En fait, je ne la connais pas. Je me souviens vaguement l'avoir aperçue un soir à la télé dans les années 80, impression plutôt séduisante. Par la suite, l'image que je me suis formée a été influencée par les commentaires des auditeurs critiques. Je l'ai vue comme une femme un peu superficielle et mondaine, moderniste à tout crin. Je l'ai entendue une fois chez Emmanuel Laurentin, pour un livre qu'elle avait écrit sur Hannah Arendt. Je n'ai pas lu le livre, mais ce qu'on en a dit et sa façon de s'exprimer dans cette émission allait dans le même sens, celui d'une forme agréable et d'un manque de fond.
Depuis, j'ai commencé à changer.
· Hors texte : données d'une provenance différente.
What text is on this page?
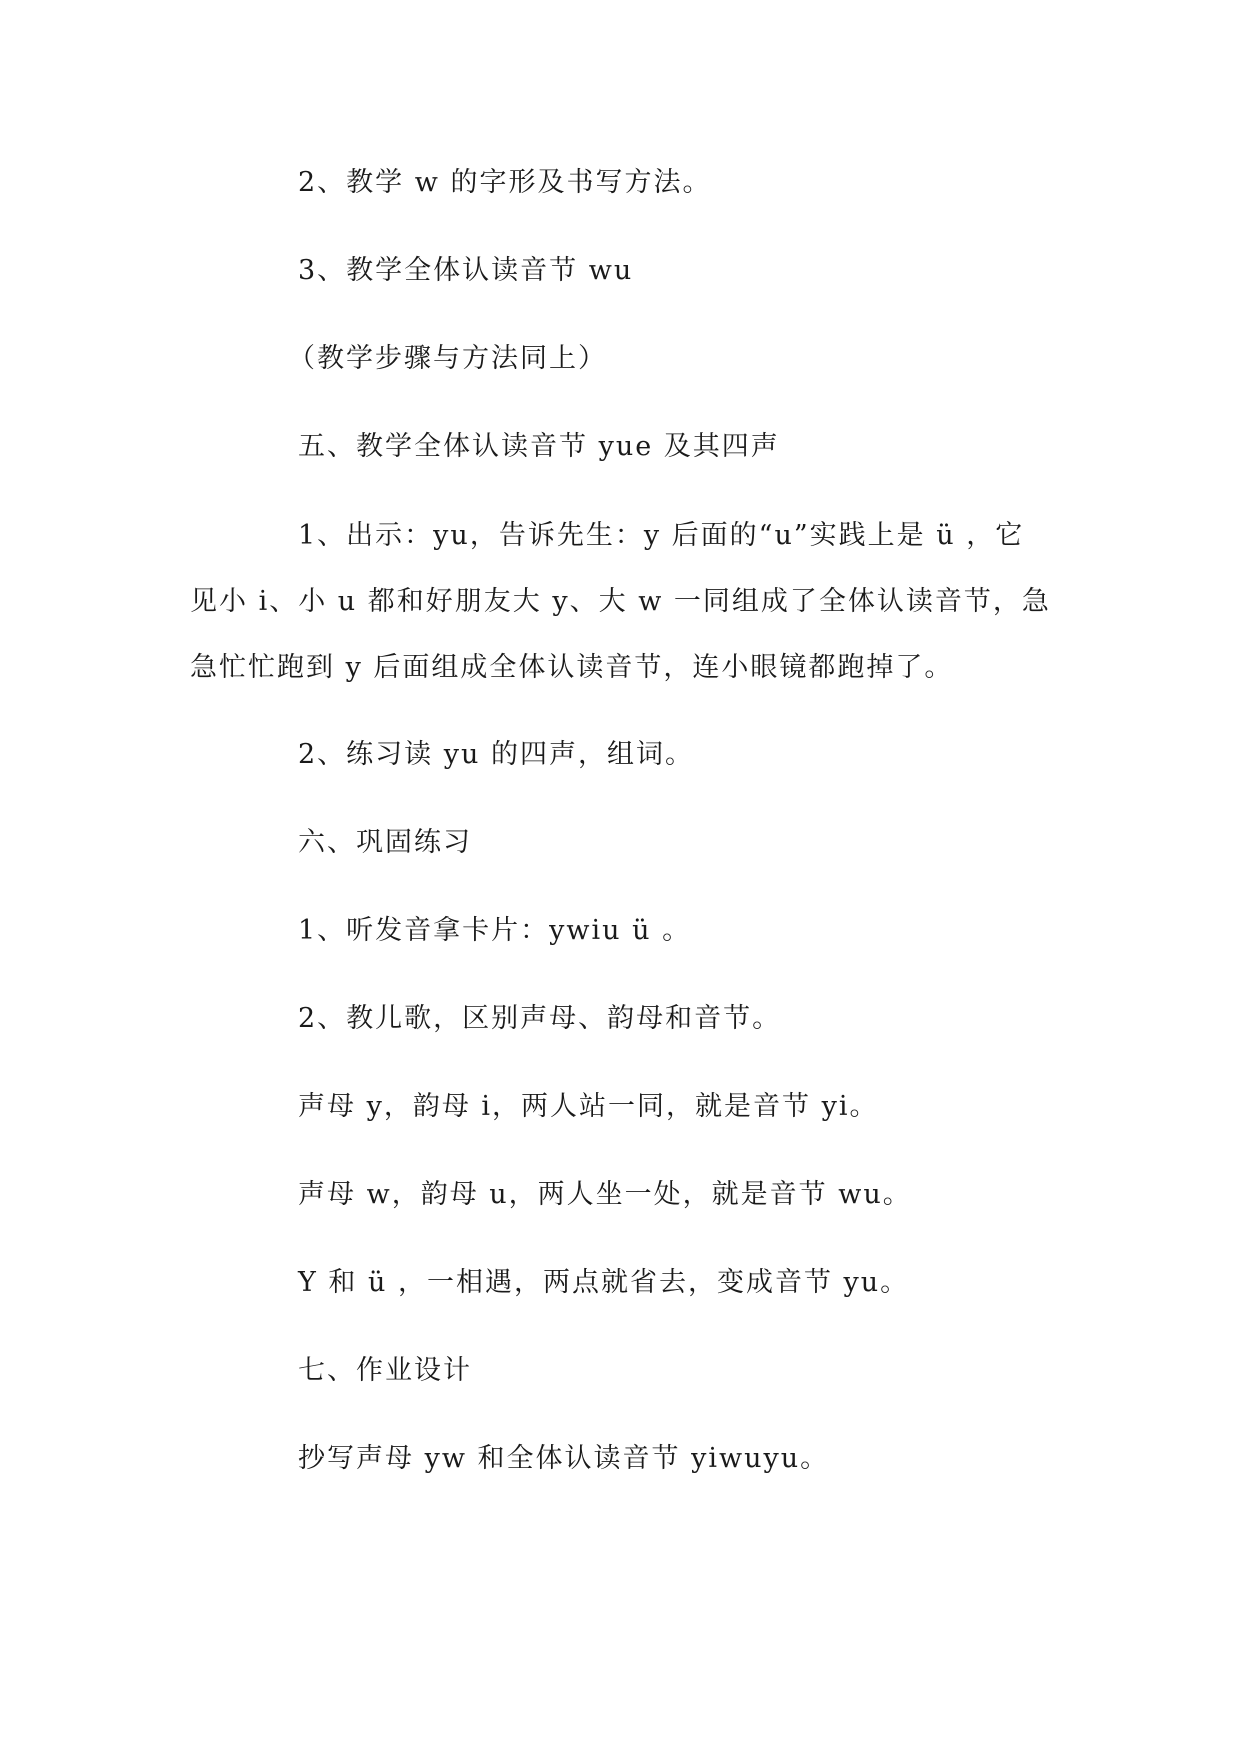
2、教学 w 的字形及书写方法。

3、教学全体认读音节 wu

（教学步骤与方法同上）

五、教学全体认读音节 yue 及其四声

1、出示：yu，告诉先生：y 后面的“u”实践上是 ü ，它
见小 i、小 u 都和好朋友大 y、大 w 一同组成了全体认读音节，急
急忙忙跑到 y 后面组成全体认读音节，连小眼镜都跑掉了。

2、练习读 yu 的四声，组词。

六、巩固练习

1、听发音拿卡片：ywiu ü 。

2、教儿歌，区别声母、韵母和音节。

声母 y，韵母 i，两人站一同，就是音节 yi。

声母 w，韵母 u，两人坐一处，就是音节 wu。

Y 和 ü ，一相遇，两点就省去，变成音节 yu。

七、作业设计

抄写声母 yw 和全体认读音节 yiwuyu。
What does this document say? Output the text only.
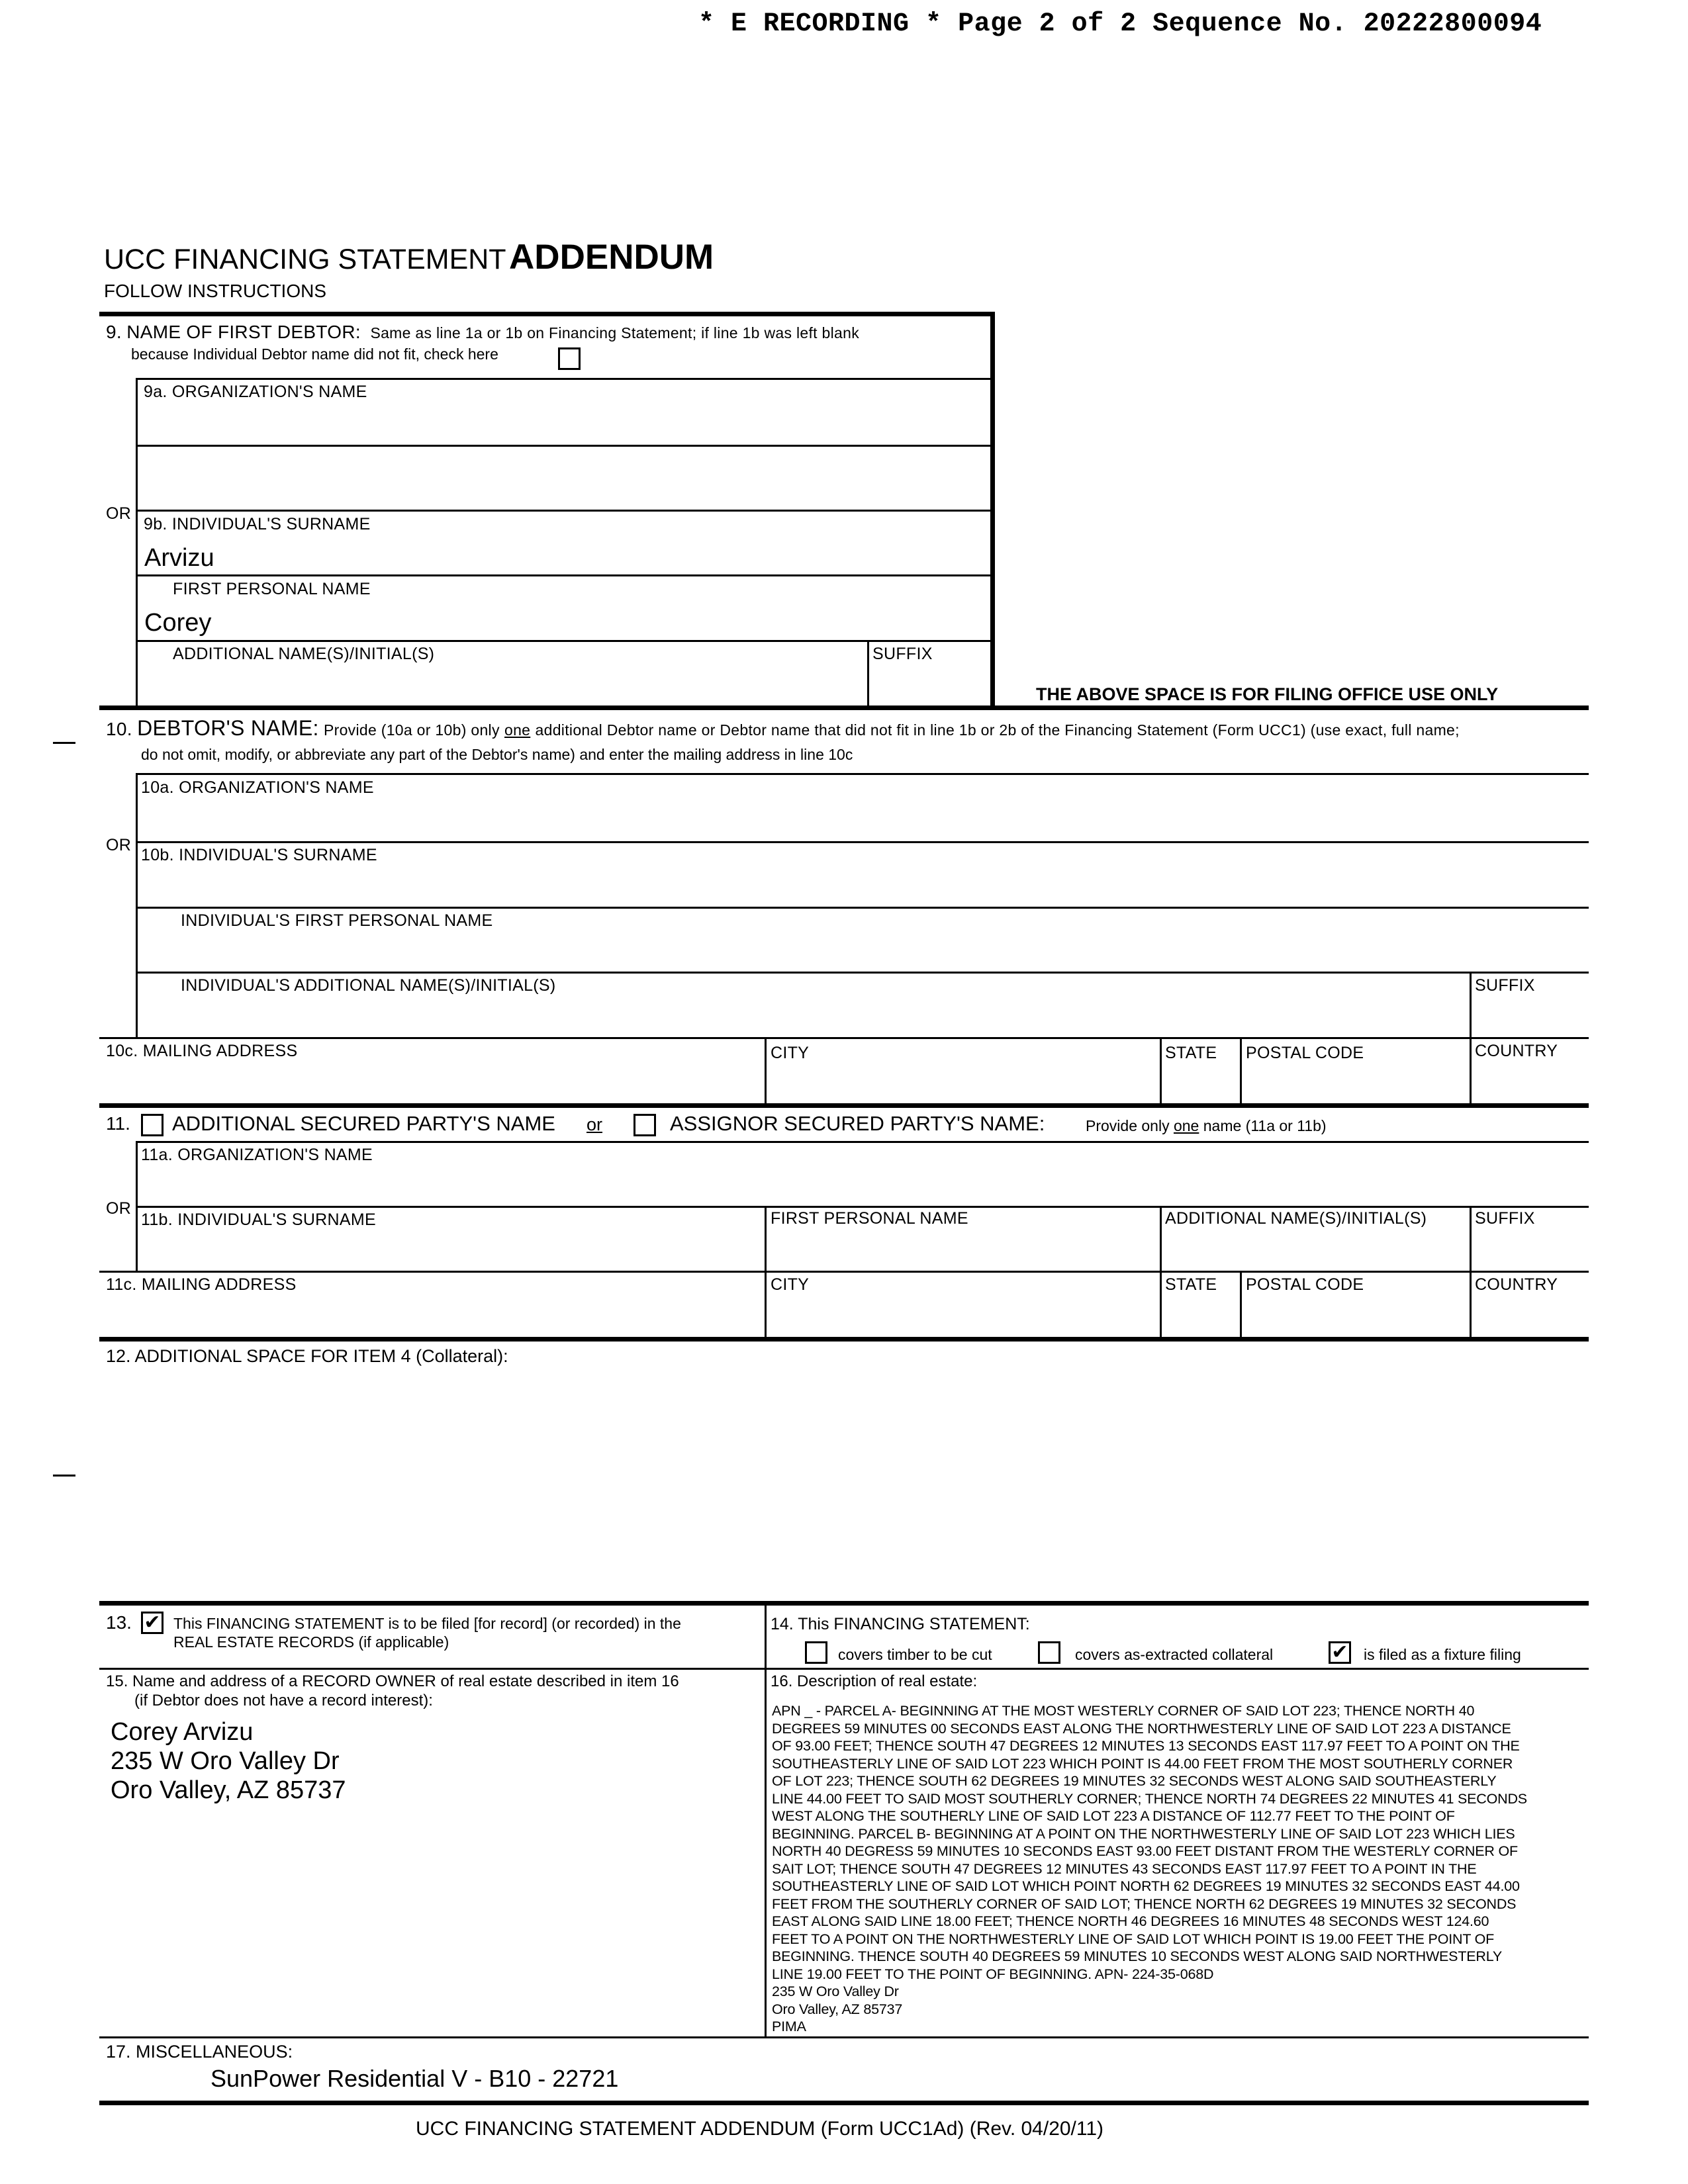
* E RECORDING * Page 2 of 2 Sequence No. 20222800094
UCC FINANCING STATEMENT ADDENDUM
FOLLOW INSTRUCTIONS
9. NAME OF FIRST DEBTOR: Same as line 1a or 1b on Financing Statement; if line 1b was left blank
because Individual Debtor name did not fit, check here
9a. ORGANIZATION'S NAME
OR
9b. INDIVIDUAL'S SURNAME
Arvizu
FIRST PERSONAL NAME
Corey
ADDITIONAL NAME(S)/INITIAL(S)	SUFFIX
THE ABOVE SPACE IS FOR FILING OFFICE USE ONLY
10. DEBTOR'S NAME: Provide (10a or 10b) only one additional Debtor name or Debtor name that did not fit in line 1b or 2b of the Financing Statement (Form UCC1) (use exact, full name;
do not omit, modify, or abbreviate any part of the Debtor's name) and enter the mailing address in line 10c
10a. ORGANIZATION'S NAME
OR
10b. INDIVIDUAL'S SURNAME
INDIVIDUAL'S FIRST PERSONAL NAME
INDIVIDUAL'S ADDITIONAL NAME(S)/INITIAL(S)	SUFFIX
10c. MAILING ADDRESS	CITY	STATE POSTAL CODE	COUNTRY
11. ADDITIONAL SECURED PARTY'S NAME or	ASSIGNOR SECURED PARTY'S NAME:	Provide only one name (11a or 11b)
11a. ORGANIZATION'S NAME
OR
11b. INDIVIDUAL'S SURNAME	FIRST PERSONAL NAME	ADDITIONAL NAME(S)/INITIAL(S)	SUFFIX
11c. MAILING ADDRESS	CITY	STATE POSTAL CODE	COUNTRY
12. ADDITIONAL SPACE FOR ITEM 4 (Collateral):
13. ✔ This FINANCING STATEMENT is to be filed [for record] (or recorded) in the
REAL ESTATE RECORDS (if applicable)
14. This FINANCING STATEMENT:
covers timber to be cut	covers as-extracted collateral	✔ is filed as a fixture filing
15. Name and address of a RECORD OWNER of real estate described in item 16
(if Debtor does not have a record interest):
Corey Arvizu
235 W Oro Valley Dr
Oro Valley, AZ 85737
16. Description of real estate:
APN _ - PARCEL A- BEGINNING AT THE MOST WESTERLY CORNER OF SAID LOT 223; THENCE NORTH 40
DEGREES 59 MINUTES 00 SECONDS EAST ALONG THE NORTHWESTERLY LINE OF SAID LOT 223 A DISTANCE
OF 93.00 FEET; THENCE SOUTH 47 DEGREES 12 MINUTES 13 SECONDS EAST 117.97 FEET TO A POINT ON THE
SOUTHEASTERLY LINE OF SAID LOT 223 WHICH POINT IS 44.00 FEET FROM THE MOST SOUTHERLY CORNER
OF LOT 223; THENCE SOUTH 62 DEGREES 19 MINUTES 32 SECONDS WEST ALONG SAID SOUTHEASTERLY
LINE 44.00 FEET TO SAID MOST SOUTHERLY CORNER; THENCE NORTH 74 DEGREES 22 MINUTES 41 SECONDS
WEST ALONG THE SOUTHERLY LINE OF SAID LOT 223 A DISTANCE OF 112.77 FEET TO THE POINT OF
BEGINNING. PARCEL B- BEGINNING AT A POINT ON THE NORTHWESTERLY LINE OF SAID LOT 223 WHICH LIES
NORTH 40 DEGRESS 59 MINUTES 10 SECONDS EAST 93.00 FEET DISTANT FROM THE WESTERLY CORNER OF
SAIT LOT; THENCE SOUTH 47 DEGREES 12 MINUTES 43 SECONDS EAST 117.97 FEET TO A POINT IN THE
SOUTHEASTERLY LINE OF SAID LOT WHICH POINT NORTH 62 DEGREES 19 MINUTES 32 SECONDS EAST 44.00
FEET FROM THE SOUTHERLY CORNER OF SAID LOT; THENCE NORTH 62 DEGREES 19 MINUTES 32 SECONDS
EAST ALONG SAID LINE 18.00 FEET; THENCE NORTH 46 DEGREES 16 MINUTES 48 SECONDS WEST 124.60
FEET TO A POINT ON THE NORTHWESTERLY LINE OF SAID LOT WHICH POINT IS 19.00 FEET THE POINT OF
BEGINNING. THENCE SOUTH 40 DEGREES 59 MINUTES 10 SECONDS WEST ALONG SAID NORTHWESTERLY
LINE 19.00 FEET TO THE POINT OF BEGINNING. APN- 224-35-068D
235 W Oro Valley Dr
Oro Valley, AZ 85737
PIMA
17. MISCELLANEOUS:
SunPower Residential V - B10 - 22721
UCC FINANCING STATEMENT ADDENDUM (Form UCC1Ad) (Rev. 04/20/11)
Je la connais à peine mieux: j'ai entendu deux épisodes de l'Avventura, à chaque fois très prenants et profonds (un réalisateur catalan et un allemand); cet été, j'ai capté sur l'autoroute une ou deux heures d'émission sur Duras très bien faites; et hier soir, cinq minutes de bonheur.
Je vous raconte ça à la façon de l'inspecteur Colombo (parce que les circonstances appartiennent aussi au jugement global): on venait, avec ma femme, de regarder The big sleep sur Arte, et pendant que je lui préparais un petit lait chaud, j'ai mis FC. J'ai vérifié depuis que c'était bien Laure Adler avec son invitée. Celle-ci, pendant ces cinq minutes, a parlé de sa vie: camp de concentration, hôtel Lutetia, retour impossible dans sa famille, vie de bohème à Saint Germain des Près, premiers travaux dans le cinéma... avec une force d'évocation et un humour impressionnants. Mais, ce qui me fait écrire ici, c'est qu'il m'est apparu clairement que ce bonheur d'écoute tenait autant à la personnalité de l'invitée qu'à l'art de l'interview de Laure Adler. Rien à voir avec un simple "question/réponse", c'est plutôt le sentiment de partager une expérience, de retisser un parcours vital, dans une expression à la fois directe, spontanée, et mise en forme (guidage par L.A. selon sa connaissance et sa perception, inclusion naturelle d'un extrait de film complètement raccord avec ce qui vient d'être dit).
Je n'ai quand même pas oublié mon lait, et j'ai éteint le poste. Mais, pour les amateurs d'art radiophonique, je voulais signaler cette petite expérience. Qui montre aussi que je suis très influençable, mais si vous dites encore du mal de cette artiste du micro je me laisserai moins facilement convaincre.